— Стой, кто идет!
Падаю за ближайшую кочку и отвечаю фразой из старого анекдота:
— Уже никто никуда не идет.
Они меня не видят, мешает наступившая темнота и слепящее пламя костра. Но стволы винтовок направлены в мою сторону, могут сдуру и пальнуть.
— Выходи с поднятыми руками, — командуют от костра.
— Иду, иду, только сразу не стреляйте.
СВТ оставляю за кочкой, сам, подняв руки, выхожу на освещенное место. Над костром висит большой котелок, явно не армейского вида. В нем, булькая, развариваются какие-то зерна. Окруженцев шестеро. Один продолжает лежать, видимо ранен. Из оставшейся пятерки один выглядит чуть постарше, похоже, он здесь главный. Остальная четверка коротко стрижена и по большей части лопоуха, не исключено, что весенний призыв этого года. В бою побывать уже успели, на это указывает и раненый, и вид красноармейцев. Но ремни и подсумки у всех на месте, без пилотки только один, оружие не бросили. Кстати, об оружии. Неприятно, оказывается, стоять перед пятью стволами, зная, что твоя жизнь сейчас измеряется холостым ходом любого из пяти спусковых крючков.
— Один я, — пробую успокоить красноармейцев.
Тот, что постарше, приближается ко мне, приглядывается и спрашивает:
— А ты, часом, не беглый?
Небритый, грязный, в черном ватнике, ночью по лесу шляется, кто такой? Правильный ответ — столичный инженер, техническая, так сказать, интеллигенция.
— Я не беглый, я беженец. С Брестского поезда.
— А не врешь? — сомневается красноармеец.
— Документы в поезде сгорели, а на счет беглого…
Снимаю ватник и задираю футболку.
— Наколки видишь?
— Не вижу. В лагере, значит, не был. А в Брест зачем ехал?

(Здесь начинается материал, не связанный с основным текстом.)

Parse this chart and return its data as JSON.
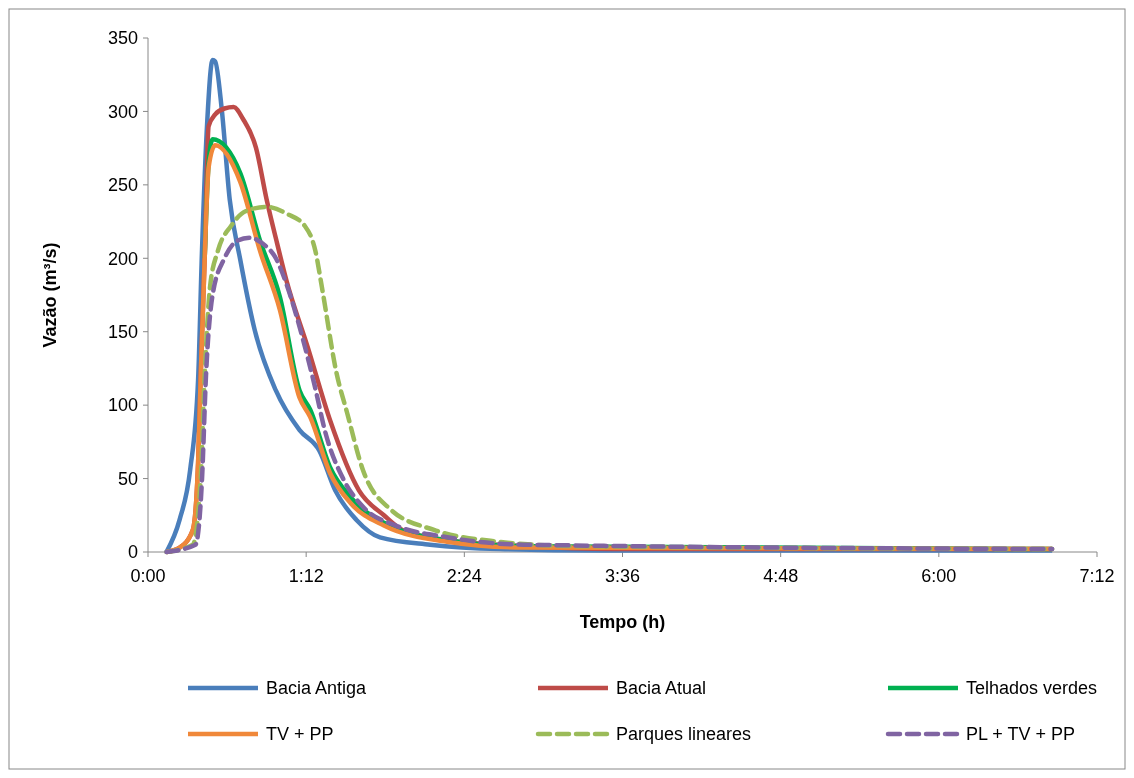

Сейчас моя легенда должна пройти первую проверку. Рассказываю о своих приключениях, кивают и даже сочувствуют. Оружие опустили, один даже занялся кашей. Дует на ложку, пробует степень готовности. Не удержавшись, сожалеет:
— Еще бы соли сюда.
— Есть у меня соль! — прерываю свое повествование. — Я сейчас.
Возвращаюсь к кочке, за которой прятался, беру СВТ и дедов узелок. Винтовку держу за цевье, так, чтобы не спровоцировать окруженцев на стрельбу. При виде оружия меня снова берут на прицел.
— Да без патронов она.
Кладу СВТ на землю и отдаю кашевару соль, народ сразу веселеет.
— Откуда? — интересуется старший.
Рассказываю. Пока я говорю, он подносит СВТ к огню и оттягивает затвор. Убедившись в моих словах, кладет винтовку обратно. Когда я заканчиваю, он представляется.
— Федор. А на хуторах тут одни куркули сидят, запросто убить могут.
Разговор наш прерывается окончательной готовностью ужина. Его делят на семерых, всем поровну. Красноармейцы раскладывают свои порции, а мне отдают большой и закопченный котелок, но у меня даже ложки нет.